In Polish you will find plurality of words for ‘both’. To choose a proper one you need to know what genders both subjects have. The form of ‘both’ depends also on the grammatical case used. I have counted eight basic forms of ‘both’ in Polish (obaj, obie, oboje, obu, obiema, oboma, obojgu, obojgiem) and even more longer synonyms (obydwie, obydwu, and so on).
Yet another difficulty is that in Polish the words ‘obaj, obie’ are used as adjectives or pronouns but never as a conjunction. Then, if you had to translate this title into Polish, you would need to reword it, for example, into ‘Two things:…’.
It can be one of many illustrations why an accurate machine translation could be considered only a dream in the near future. Machine translation may be an effective tool for acceleration translator’s work especially for schematic texts. I have personally written a macro in Microsoft Word, which gives me suggestions for English phrases containing from 1 to 5 words (the higher number of words having higher priority). It makes sense, because often few words constitute a meaningful phrase, while single words are meaningless. This macro used by me while translating patent documents (with many words or short phrases repeating) allows me to accelerate work as well as preserve consistency (the last being especially important in patents). My dictionary gets larger with every new document. So, in my opinion there are great possibilities to improve machine translation, but still I am very skeptical about ever seeing a high quality output even using my macro or any similar approach.

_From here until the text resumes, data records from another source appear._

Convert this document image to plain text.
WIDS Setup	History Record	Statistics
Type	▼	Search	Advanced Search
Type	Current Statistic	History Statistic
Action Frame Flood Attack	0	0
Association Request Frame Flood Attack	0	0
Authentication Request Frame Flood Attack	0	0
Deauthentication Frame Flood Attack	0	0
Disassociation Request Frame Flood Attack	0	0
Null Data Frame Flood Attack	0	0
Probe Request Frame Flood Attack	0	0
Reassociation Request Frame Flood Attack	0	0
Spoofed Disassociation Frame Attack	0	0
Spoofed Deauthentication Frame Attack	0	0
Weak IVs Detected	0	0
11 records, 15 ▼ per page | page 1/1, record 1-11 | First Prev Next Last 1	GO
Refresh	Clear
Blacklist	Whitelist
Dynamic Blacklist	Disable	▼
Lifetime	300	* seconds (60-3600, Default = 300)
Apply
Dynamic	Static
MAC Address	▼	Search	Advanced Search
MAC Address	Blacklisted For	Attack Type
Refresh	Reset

If you remember the ‘Twin Peaks’ series there is a shot (Episode 1, the first episode after pilot) with Bobby Briggs having dinner with his parents. At the end of his monologue major Briggs says: ‘To have his path made clear is the aspiration of every human being in our beclouded and tempestuous existence. Robert, you and I are going to work to make yours real clear.’ In the Polish version of the script the last sentence reads: ‘Obaj dołożymy starań, by twoje ścieżki były naprawdę proste’ which translates to: ‘We will both make efforts for your paths to be really clear.’ In this situation using ‘both’ in English could lead to ambiguity (maybe major Briggs will make efforts together with his wife?) while in Polish it is unambiguous (because ‘obaj’ is used only when two subjects have masculine gender).
Translation in this form is more attractive for a movie than for literal translation, because it is shorter and less complicated. But it is improbable to be a result of a machine translation, as it requires the knowledge of the gender of both persons involved and while this knowledge may be readily available for a human it may be not so easily accessible for a machine. If the computer does not understand all the context related to culture, human interactions, laws of physics and so on, it probably cannot produce superior results. And such an understanding requires the computer to think like a human, which is an idea put forward many years ago with actually no essential progress until now, despite the fact that we have lots of so-called artificial intelligence systems, but we are still a long way away from creating a perfect machine translation, and we might never get there when a translation like Polish has such complicated grammatical structure.